Sonnenschutz ist elementar zur Prävention von Hautkrebs und Hautalterung – doch Fehlinformationen in den sozialen Medien und schädliche Wirkungen von Filtersubstanzen in Sonnencremes verunsichern viele Verbraucher. Ein Experte ordnet für PTA-Forum ein, was hinter gängigen Irrtümern steckt und warum die richtige Anwendung entscheidend ist.
AutorKontaktVerena Schmidt
Datum 22.05.2026  16:00 Uhr

Die richtige Wahl treffen und richtig anwenden

Filter, Lichtschutzfaktor, Formulierung: den passenden Sonnenschutz auszuwählen, ist gar nicht so einfach. Laut Kirkamm sind vor allem vier Faktoren entscheidend: »Erstens ein breiter Schutz gegen UV-B und UV-A, zweitens ein ausreichend hoher Lichtschutzfaktor – im Alltag mindestens 30, in vielen Situationen eher 50+–, drittens eine gute Verträglichkeit und viertens eine Textur, die auch wirklich regelmäßig benutzt wird.«

Sonnencremes sind laut Kirkamm meist sinnvoll für trockenere Haut und für das Gesicht, Lotionen lassen sich auf großen Flächen meist angenehmer verteilen. »Sprays sind vor allem praktisch, gerade unterwegs oder bei Kindern. Man muss aber ehrlich sagen: Sprays sind am fehleranfälligsten. Häufig wird zu wenig und zu ungleichmäßig aufgetragen, und ohne anschließendes Verreiben bleibt der Schutz lückenhaft«, warnt der Experte. Auch wichtig: Sonnenschutzsprays sollten nicht eingeatmet und nicht direkt ins Gesicht gesprüht werden.

In der Praxis sei das größte Problem beim Sonnenschutz aber meist nicht das falsche Produkt, sondern die falsche Anwendung, betont Kirkamm. »Viele Menschen unterschätzen, wie viel Produkt nötig ist, um den angegebenen Lichtschutzfaktor überhaupt zu erreichen.
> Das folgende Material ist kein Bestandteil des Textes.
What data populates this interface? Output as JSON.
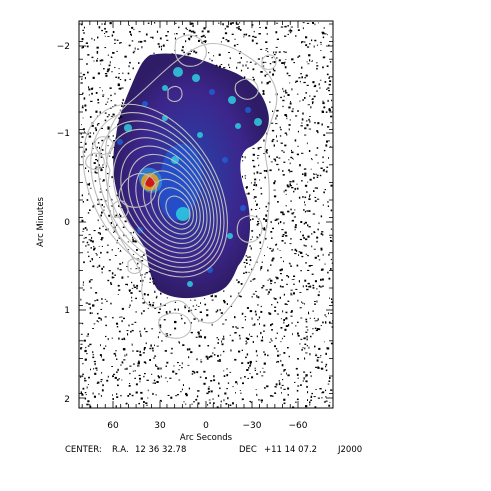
{
  "figure": {
    "xlabel": "Arc Seconds",
    "ylabel": "Arc Minutes",
    "x_ticks": [
      "60",
      "30",
      "0",
      "−30",
      "−60"
    ],
    "y_ticks": [
      "−2",
      "−1",
      "0",
      "1",
      "2"
    ],
    "center_line": {
      "label": "CENTER:",
      "ra_label": "R.A.",
      "ra_value": "12 36 32.78",
      "dec_label": "DEC",
      "dec_value": "+11 14 07.2",
      "epoch": "J2000"
    },
    "colors": {
      "frame": "#000000",
      "noise": "#000000",
      "contour": "#bdbdbd",
      "emission_low": "#3a1880",
      "emission_mid": "#1d5fd6",
      "emission_high": "#2ecfe0",
      "emission_peak": "#d01818"
    }
  }
}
Hintergrund ist, dass die Prüfwerte unter standardisierten Bedingungen mit relativ großzügigen Auftragsmengen ermittelt werden – mit 2 mg pro Quadratzentimeter Haut.« In der Realität werde fast immer zu wenig aufgetragen, und der Schutz nimmt im Laufe des Tages zusätzlich ab, ohne dass ausreichend nachgecremt wird.

Für den ganzen Körper eines Erwachsenen braucht man laut Kirkamm grob eine Menge in der Größenordnung eines kleinen Schnapsglases. Für das Gesicht inklusive Hals hat sich die sogenannte Zwei-Finger-Regel bewährt: »Man trägt zwei streifenförmige Linien Sonnenschutz entlang von Zeige- und Mittelfinger auf und verteilt diese Menge anschließend gleichmäßig im Gesicht und am Hals. Wer sich länger draußen aufhält – zum Beispiel im Urlaub, beim Sport oder an sonnigen Tagen im Freien – sollte regelmäßig nachcremen, etwa alle zwei Stunden sowie nach dem Baden, Schwitzen oder Abtrocknen.« Für den gewöhnlichen Büroalltag reiche es in der Regel aus, morgens großzügig aufzutragen, solange keine längere UV-Exposition stattfindet.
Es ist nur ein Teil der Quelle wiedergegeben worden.